South Korea successfully held in-person elections this month without finding evidence for a single coronavirus transmission at an election station, South Korea’s Ministry of Health and Welfare (MOHW) announced this week, the Epoch Times reported on Thursday.
“Twenty-nine million voters participated in the April 15 parliamentary election. … Not one [coronavirus] case related to the election has been reported during the 14 days of incubation period,” Yoon Tae-ho, MOHW’s director-general for public health policy, said at a press briefing.
Yoon thanked staff and voters who followed safety measures during elections, which included requiring voters to wear masks and gloves when casting ballots, maintaining at least a three-foot distance from one another, and regular disinfection of polling stations, according to the Epoch Times.

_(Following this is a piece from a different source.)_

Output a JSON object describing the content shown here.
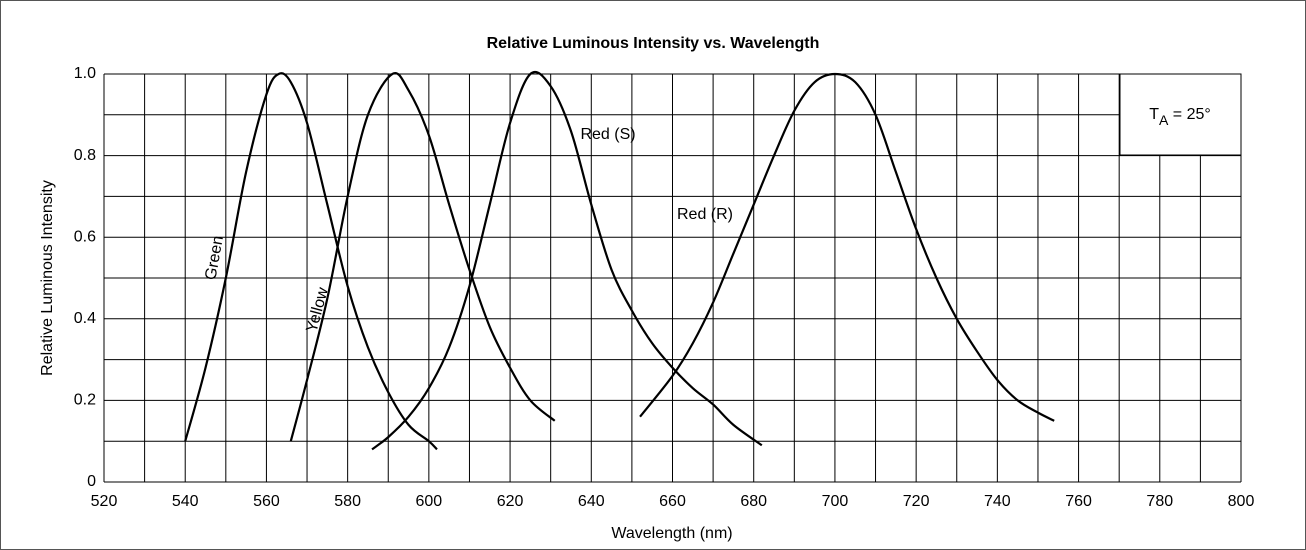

News of South Korea’s successful election comes as the United States faces uncertainty over how its citizens will vote in an upcoming general election this November amid the ongoing Chinese coronavirus pandemic.
American Democrats and voting rights advocacy groups support voting by mail, arguing that the method protects voters from exposure to the coronavirus at in-person polling stations. They claim that millions of Americans will be disenfranchised unless a mail-in ballot option is guaranteed. Republican lawmakers and U.S. President Donald Trump argue that the mail-in ballot method is vulnerable to voter fraud and have challenged the possible expansion of mail-in voting for the election proposed by the left.
On Thursday, the Korea Centers for Disease Control and Prevention (KCDC) said South Korea reported no new domestic coronavirus cases for the first time since February. Although the KCDC reported four new infections in South Korea on Thursday, they were reportedly all imported cases. The four new cases brought the country’s total number of infections to 10,765 on Thursday; the number of coronavirus deaths increased by one to 247.
South Korea’s official number of new coronavirus cases has been allegedly decreasing over the past few months, with the country citing a vast testing campaign and extensive contact tracing as keys to the slowdown. In mid-March, the country reported an increase in new cases in Seoul and Daegu. This caused some to doubt South Korea’s reported slowdown in new cases overall and led to concerns about a potential rise in new cases across the country.